Бедный расточитель | страница 12
В детской стало вдруг чуточку светлее — это был свет, проникавший из окон нижнего этажа, где отец, очевидно, зажег лампу. Мать порывисто тряхнула головой, почти так же, как несколько дней назад это сделал мой друг. Ее удивило, вероятно, что отец так быстро спустился к себе в кабинет. Она снова села ко мне на кровать и задумалась. Я тоже молчал.
Я очень устал, и веки у меня слипались. И все-таки, когда я лежал в постели, а мать все выше и выше — до самой шеи — натягивала на меня стеганое одеяло, а потом бессознательно, из любви ли к порядку или из нежности, стала приглаживать мои волосы своими длинными прохладными пальцами, у меня уже не было ощущения огромного покоя и блаженства, не было и радостного ожидания предстоящего дня…

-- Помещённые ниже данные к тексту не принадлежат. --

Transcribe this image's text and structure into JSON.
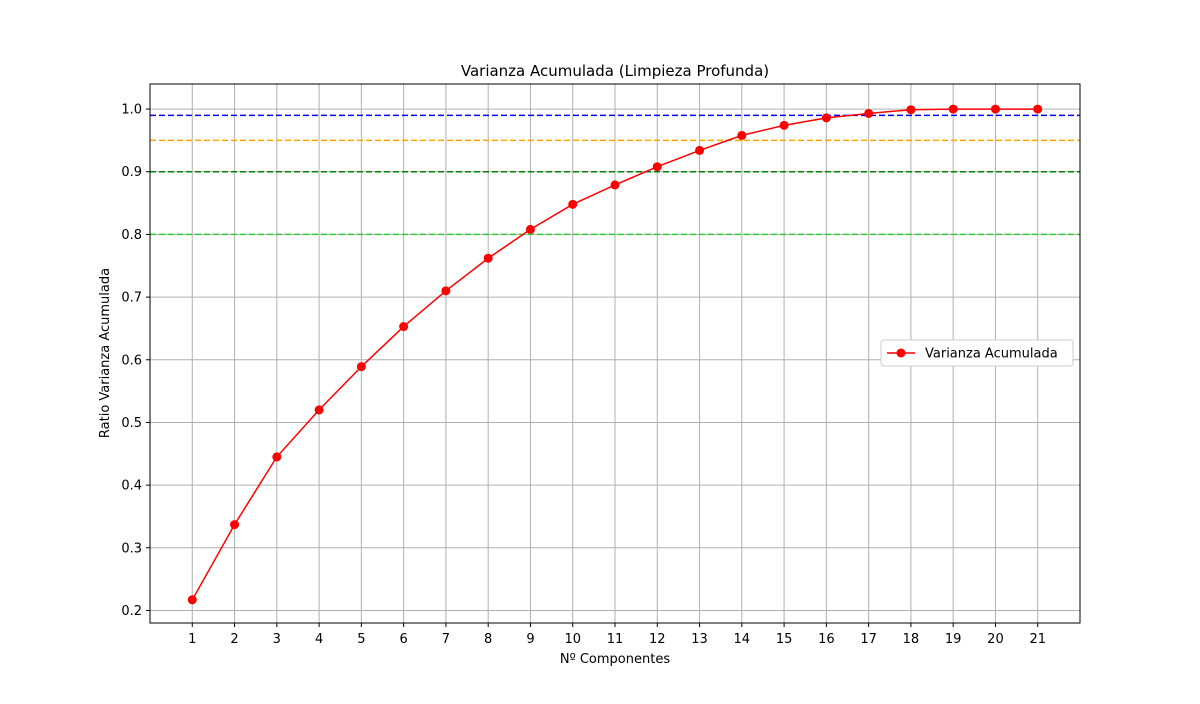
{
  "chart_data": {
    "type": "line",
    "title": "Varianza Acumulada (Limpieza Profunda)",
    "xlabel": "Nº Componentes",
    "ylabel": "Ratio Varianza Acumulada",
    "x": [
      1,
      2,
      3,
      4,
      5,
      6,
      7,
      8,
      9,
      10,
      11,
      12,
      13,
      14,
      15,
      16,
      17,
      18,
      19,
      20,
      21
    ],
    "xlim": [
      0,
      22
    ],
    "ylim": [
      0.18,
      1.04
    ],
    "yticks": [
      "0.2",
      "0.3",
      "0.4",
      "0.5",
      "0.6",
      "0.7",
      "0.8",
      "0.9",
      "1.0"
    ],
    "grid": true,
    "legend_position": "center-right",
    "series": [
      {
        "name": "Varianza Acumulada",
        "color": "#ff0000",
        "values": [
          0.217,
          0.337,
          0.445,
          0.52,
          0.589,
          0.653,
          0.71,
          0.762,
          0.808,
          0.848,
          0.879,
          0.908,
          0.934,
          0.958,
          0.974,
          0.986,
          0.993,
          0.999,
          1.0,
          1.0,
          1.0
        ]
      }
    ],
    "reference_lines": [
      {
        "y": 0.99,
        "color": "#0000ff"
      },
      {
        "y": 0.95,
        "color": "#ffa500"
      },
      {
        "y": 0.9,
        "color": "#008000"
      },
      {
        "y": 0.8,
        "color": "#32cd32"
      }
    ]
  }
}
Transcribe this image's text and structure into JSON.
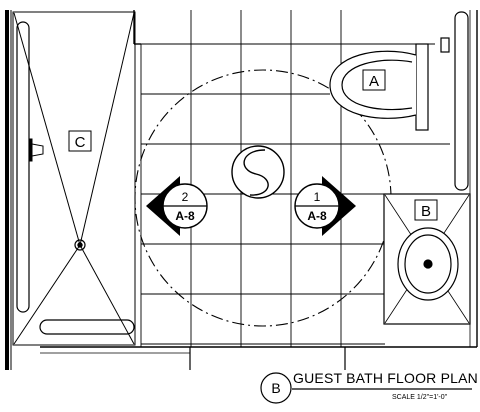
{
  "drawing": {
    "title": "GUEST BATH FLOOR PLAN",
    "scale": "SCALE 1/2\"=1'-0\"",
    "detail_marker": "B"
  },
  "fixtures": {
    "toilet_tag": "A",
    "lavatory_tag": "B",
    "shower_tag": "C"
  },
  "section_markers": [
    {
      "number": "2",
      "sheet": "A-8"
    },
    {
      "number": "1",
      "sheet": "A-8"
    }
  ]
}
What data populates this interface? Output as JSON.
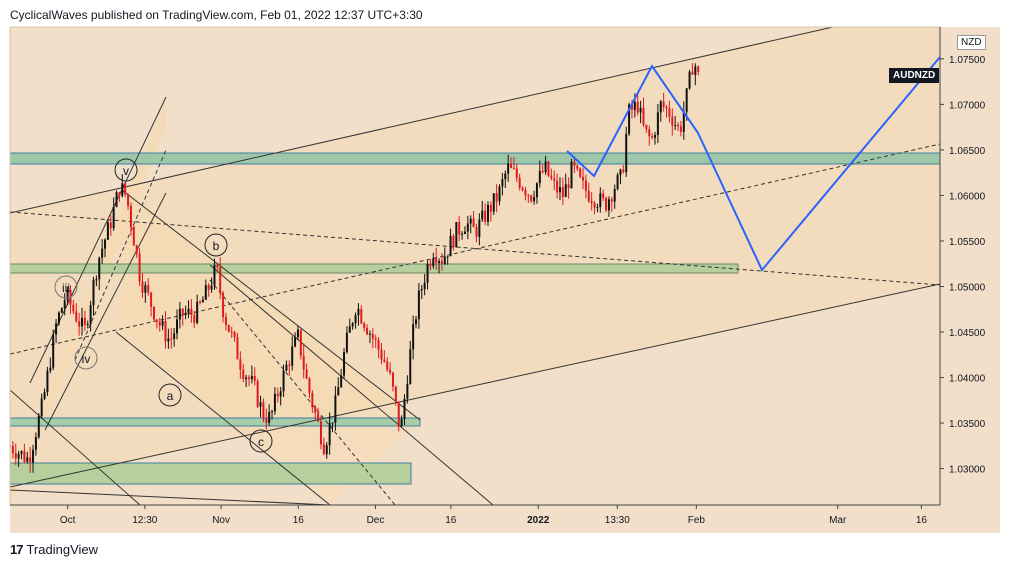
{
  "header": {
    "text": "CyclicalWaves published on TradingView.com, Feb 01, 2022 12:37 UTC+3:30"
  },
  "footer": {
    "logo": "17",
    "brand": "TradingView"
  },
  "symbol": {
    "badge": "AUDNZD",
    "currency": "NZD"
  },
  "chart_data": {
    "type": "candlestick",
    "title": "",
    "symbol": "AUDNZD",
    "currency": "NZD",
    "ylim": [
      1.026,
      1.0785
    ],
    "y_ticks": [
      1.03,
      1.035,
      1.04,
      1.045,
      1.05,
      1.055,
      1.06,
      1.065,
      1.07,
      1.075
    ],
    "y_tick_labels": [
      "1.03000",
      "1.03500",
      "1.04000",
      "1.04500",
      "1.05000",
      "1.05500",
      "1.06000",
      "1.06500",
      "1.07000",
      "1.07500"
    ],
    "x_ticks": [
      {
        "label": "Oct",
        "pos": 0.062
      },
      {
        "label": "12:30",
        "pos": 0.145
      },
      {
        "label": "Nov",
        "pos": 0.227
      },
      {
        "label": "16",
        "pos": 0.31
      },
      {
        "label": "Dec",
        "pos": 0.393
      },
      {
        "label": "16",
        "pos": 0.474
      },
      {
        "label": "2022",
        "pos": 0.568
      },
      {
        "label": "13:30",
        "pos": 0.653
      },
      {
        "label": "Feb",
        "pos": 0.738
      },
      {
        "label": "Mar",
        "pos": 0.89
      },
      {
        "label": "16",
        "pos": 0.98
      }
    ],
    "price_path": [
      [
        0.0,
        1.0325
      ],
      [
        0.02,
        1.031
      ],
      [
        0.035,
        1.037
      ],
      [
        0.05,
        1.046
      ],
      [
        0.06,
        1.049
      ],
      [
        0.07,
        1.047
      ],
      [
        0.08,
        1.045
      ],
      [
        0.095,
        1.053
      ],
      [
        0.108,
        1.057
      ],
      [
        0.118,
        1.061
      ],
      [
        0.125,
        1.06
      ],
      [
        0.132,
        1.056
      ],
      [
        0.14,
        1.051
      ],
      [
        0.148,
        1.049
      ],
      [
        0.16,
        1.046
      ],
      [
        0.172,
        1.044
      ],
      [
        0.185,
        1.047
      ],
      [
        0.2,
        1.047
      ],
      [
        0.21,
        1.049
      ],
      [
        0.222,
        1.052
      ],
      [
        0.23,
        1.047
      ],
      [
        0.24,
        1.044
      ],
      [
        0.25,
        1.041
      ],
      [
        0.262,
        1.039
      ],
      [
        0.272,
        1.036
      ],
      [
        0.28,
        1.0355
      ],
      [
        0.29,
        1.039
      ],
      [
        0.3,
        1.042
      ],
      [
        0.31,
        1.0445
      ],
      [
        0.318,
        1.04
      ],
      [
        0.328,
        1.036
      ],
      [
        0.338,
        1.0325
      ],
      [
        0.35,
        1.037
      ],
      [
        0.36,
        1.043
      ],
      [
        0.372,
        1.048
      ],
      [
        0.382,
        1.046
      ],
      [
        0.392,
        1.044
      ],
      [
        0.402,
        1.042
      ],
      [
        0.41,
        1.0395
      ],
      [
        0.42,
        1.034
      ],
      [
        0.428,
        1.041
      ],
      [
        0.438,
        1.048
      ],
      [
        0.448,
        1.052
      ],
      [
        0.455,
        1.054
      ],
      [
        0.465,
        1.053
      ],
      [
        0.48,
        1.056
      ],
      [
        0.49,
        1.057
      ],
      [
        0.5,
        1.056
      ],
      [
        0.512,
        1.058
      ],
      [
        0.525,
        1.06
      ],
      [
        0.535,
        1.063
      ],
      [
        0.545,
        1.062
      ],
      [
        0.56,
        1.06
      ],
      [
        0.575,
        1.063
      ],
      [
        0.585,
        1.061
      ],
      [
        0.595,
        1.06
      ],
      [
        0.605,
        1.063
      ],
      [
        0.615,
        1.061
      ],
      [
        0.625,
        1.06
      ],
      [
        0.64,
        1.059
      ],
      [
        0.65,
        1.061
      ],
      [
        0.658,
        1.062
      ],
      [
        0.665,
        1.069
      ],
      [
        0.675,
        1.07
      ],
      [
        0.682,
        1.067
      ],
      [
        0.69,
        1.066
      ],
      [
        0.7,
        1.07
      ],
      [
        0.71,
        1.069
      ],
      [
        0.72,
        1.067
      ],
      [
        0.728,
        1.071
      ],
      [
        0.735,
        1.075
      ],
      [
        0.74,
        1.073
      ]
    ],
    "annotations": [
      "v",
      "iii",
      "iv",
      "a",
      "b",
      "c"
    ]
  }
}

Это длилось, вероятно, всего несколько минут, — из передней беспрерывно доносилось монотонное шарканье метелки по ковру, который запачкали пилигримы.

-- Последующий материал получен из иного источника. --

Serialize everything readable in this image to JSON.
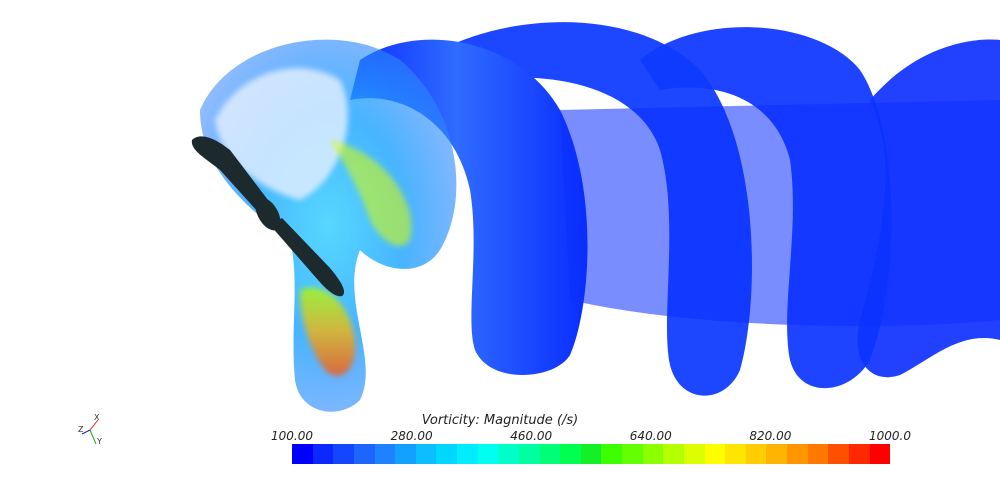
{
  "legend": {
    "title": "Vorticity: Magnitude (/s)",
    "tick_labels": [
      "100.00",
      "280.00",
      "460.00",
      "640.00",
      "820.00",
      "1000.0"
    ],
    "colormap": [
      "#0000ff",
      "#0a28ff",
      "#1446ff",
      "#1e64ff",
      "#1e82ff",
      "#14a0ff",
      "#0abeff",
      "#00d7ff",
      "#00ecff",
      "#00fff0",
      "#00ffc8",
      "#00ffa0",
      "#00ff78",
      "#00ff50",
      "#14f028",
      "#3cff00",
      "#64ff00",
      "#8cff00",
      "#b4ff00",
      "#dcff00",
      "#ffff00",
      "#ffe600",
      "#ffcd00",
      "#ffb400",
      "#ff9600",
      "#ff7800",
      "#ff5000",
      "#ff2800",
      "#ff0000"
    ]
  },
  "axes": {
    "x_label": "X",
    "y_label": "Y",
    "z_label": "Z"
  },
  "colors": {
    "vortex_blue": "#0a2cff",
    "vortex_core": "#1460ff",
    "propeller": "#1c2a2e"
  }
}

В полусне у меня возникли совсем глупые мысли: может быть, слепота — справедливое наказание для тех, кого она поразила, и гнев моего отца («как будто нужно им всем помогать!») свидетельствовал только, что ослепший в чем-то провинился и, значит, несчастье его заслуженное и, может быть, связано с грязью, которую они занесли к нам в дом! К тому же я забыл сунуть кошелек под подушку. Теперь уже было поздно.
Я заснул. Мне казалось, что среди ночи у моей постели появились родители, со свечой, и тут меня осенила мысль, что мы трое, то есть отец, мать и я, — все мы стоим против тех трех, слепого и его сыновей. Но, может быть, это было лишь сновиденье. Мне всегда снились яркие и правдоподобные сны.
Редко случалось, чтобы мать провожала меня вечером в детскую. И может быть, чтобы вознаградить меня за свое отсутствие, она подарила мне маленькую, обшитую оборкой, довольно плотную подушечку. Их тогда называли «думками». Я берег ее много лет и, кажется, даже положил в ранец, отправляясь на фронт. Вероятно, подушка сохранила запах духов, которые употребляла мать, и поэтому по ночам я всегда чувствовал ее рядом.
В это самое время, а может быть, даже и раньше, во мне пробудилась чувственность. Вероятно, именно ее жуткая сила и спасала меня. Приступы ее были так неистовы, так непонятны, что я не мог представить себе, чтобы кто бы то ни было мог успокоить их.
Товарищи, конечно, просветили меня, но по наивности я не понимал даже, что «скотство», как они это называли и чем все-таки гордились, может иметь что-нибудь общее с тем смятением, которое я испытывал по ночам, когда спал или бодрствовал на душистой думке моей матери. Ведь теперь, правда, не часто, но все же иногда случалось, — особенно если на следующий день мне предстояла важная работа в школе и мне нужно было собраться с силами, — что я не мог заснуть от волнения.